Journalist Richard Glover recently wrote a wonderful column about shocking millennials with his tales of the stationery cupboard. When he first joined the workforce, everyone had to convince the stationery gate-keeper that their pen (allotment, one) was indeed empty of ink before being issued with a replacement. “Don’t be ridiculous!’ said bright young things to Glover, disbelieving his account of cruelty in yesterday’s office.

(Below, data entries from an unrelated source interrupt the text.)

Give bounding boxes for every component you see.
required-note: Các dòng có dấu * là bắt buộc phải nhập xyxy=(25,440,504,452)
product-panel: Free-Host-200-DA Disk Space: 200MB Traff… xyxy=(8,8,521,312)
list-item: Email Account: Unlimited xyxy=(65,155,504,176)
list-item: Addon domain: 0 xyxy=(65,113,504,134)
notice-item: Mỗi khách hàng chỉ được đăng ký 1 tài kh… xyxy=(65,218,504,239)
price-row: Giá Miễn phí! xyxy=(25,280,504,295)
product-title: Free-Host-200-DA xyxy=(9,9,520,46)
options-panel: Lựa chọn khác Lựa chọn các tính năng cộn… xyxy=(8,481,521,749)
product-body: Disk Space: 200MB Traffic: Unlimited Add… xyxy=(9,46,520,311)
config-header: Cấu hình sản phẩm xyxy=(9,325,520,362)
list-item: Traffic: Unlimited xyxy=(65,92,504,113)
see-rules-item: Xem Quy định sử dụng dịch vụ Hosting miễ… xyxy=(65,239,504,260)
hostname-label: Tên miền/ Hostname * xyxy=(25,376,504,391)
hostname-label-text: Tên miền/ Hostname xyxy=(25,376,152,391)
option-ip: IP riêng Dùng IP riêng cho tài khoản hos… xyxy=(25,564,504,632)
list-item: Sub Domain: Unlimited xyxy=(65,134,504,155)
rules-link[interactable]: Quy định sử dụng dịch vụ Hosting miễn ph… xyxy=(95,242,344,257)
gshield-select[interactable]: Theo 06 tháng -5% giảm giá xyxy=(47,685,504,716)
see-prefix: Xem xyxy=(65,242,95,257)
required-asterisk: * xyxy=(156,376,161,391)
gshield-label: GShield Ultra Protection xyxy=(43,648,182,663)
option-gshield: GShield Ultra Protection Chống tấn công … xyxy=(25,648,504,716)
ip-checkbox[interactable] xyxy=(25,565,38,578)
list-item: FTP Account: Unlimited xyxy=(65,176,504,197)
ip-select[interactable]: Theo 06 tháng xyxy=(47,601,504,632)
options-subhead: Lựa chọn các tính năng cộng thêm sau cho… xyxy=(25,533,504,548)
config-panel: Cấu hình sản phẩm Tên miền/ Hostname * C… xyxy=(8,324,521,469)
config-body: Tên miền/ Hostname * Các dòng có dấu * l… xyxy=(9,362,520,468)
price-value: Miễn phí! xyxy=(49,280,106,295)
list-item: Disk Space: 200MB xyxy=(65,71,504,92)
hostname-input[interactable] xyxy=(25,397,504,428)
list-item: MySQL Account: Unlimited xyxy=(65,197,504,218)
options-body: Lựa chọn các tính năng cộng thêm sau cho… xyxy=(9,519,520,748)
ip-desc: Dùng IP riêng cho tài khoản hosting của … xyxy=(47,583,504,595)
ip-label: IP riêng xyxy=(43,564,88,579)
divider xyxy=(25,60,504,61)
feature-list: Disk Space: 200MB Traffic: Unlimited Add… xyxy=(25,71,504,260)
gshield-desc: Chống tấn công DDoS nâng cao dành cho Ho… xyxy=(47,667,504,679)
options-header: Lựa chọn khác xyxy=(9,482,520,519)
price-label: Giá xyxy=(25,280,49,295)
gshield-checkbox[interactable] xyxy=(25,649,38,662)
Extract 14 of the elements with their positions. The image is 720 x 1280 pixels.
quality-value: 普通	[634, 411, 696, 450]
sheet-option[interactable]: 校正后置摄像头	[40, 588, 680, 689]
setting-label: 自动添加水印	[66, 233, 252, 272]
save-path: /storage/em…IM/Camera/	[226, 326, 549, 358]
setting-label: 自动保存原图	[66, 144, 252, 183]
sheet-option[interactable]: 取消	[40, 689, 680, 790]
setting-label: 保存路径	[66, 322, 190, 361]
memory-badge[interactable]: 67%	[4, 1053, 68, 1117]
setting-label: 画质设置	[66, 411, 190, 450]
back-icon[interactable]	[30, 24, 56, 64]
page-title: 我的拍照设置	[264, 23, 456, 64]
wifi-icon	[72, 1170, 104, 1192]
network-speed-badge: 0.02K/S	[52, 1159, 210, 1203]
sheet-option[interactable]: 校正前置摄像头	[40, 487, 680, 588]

On his radio show, Glover repeated the anecdote, only to have listeners begin ringing in with their own tales, of taking a pencil to stationery monitor only to have the one inch of pencil put into a sharpening device and handed back. Another listener recalled a metal sleeve that could be attached to the stub to extract a few more weeks out of a pencil and yet another recalled staples being given out one row at a time. Carbon paper had to be proven to be completely exhausted. Of course, a millennial today would ask; ‘what is carbon paper?’
How many of us marvel at the freedom and ‘absolute bloody luxury’ of the unlocked, help yourself stationery cupboard? My first experience of office life involved filling out a requisition to the stationery department. There was a small team of people who sat in a far-away office behind a roller door and they sent back our orders wrapped up as if it was the first week of school. This was also the era of the Telex, the last days of the switchboards with plugs, post deliveries to your desk and the tea lady. The tea lady stood guard over the biscuits and allowed us one each. As they weren’t chocolate coated, I decided to let her live.
Photocopiers routinely needed toner and it was a brave person who handled this fine, black powder without a thought for their dry cleaning bill. It was a brave man who leaned anywhere near a shredder wearing a tie. I hardly see a tie these days but when I started work, I recall a young guy being sent home to put on a tie, because he had turned up without one.
I could go on, but I won’t. Work has changed and a lot of things have changed for the better. And then again, we lost a few things along the way too. It may be the halo effect, but I think we had a bit more fun. Of course, most of our humour was highly inappropriate, alcohol fuelled and offensive and would certainly shock a millennial today, but we did laugh. Somehow we survived the torture of rationed stationery and biscuits, until someone calculated the costs of trusting people to help themselves against the full time salaries and on-costs of people on guard duty.
Sincere apologies if you made it this far just to read about sex. I only put sex in the title to grab your attention. Of course, if any blog readers actually attempted sex in a stationery cupboard, then I applaud you and say good luck to you. I have no such experience to share and would have been far too worried about the risks associated with scissors, staple guns and loose drawing pins. We had more fun, but we weren’t completely barmy.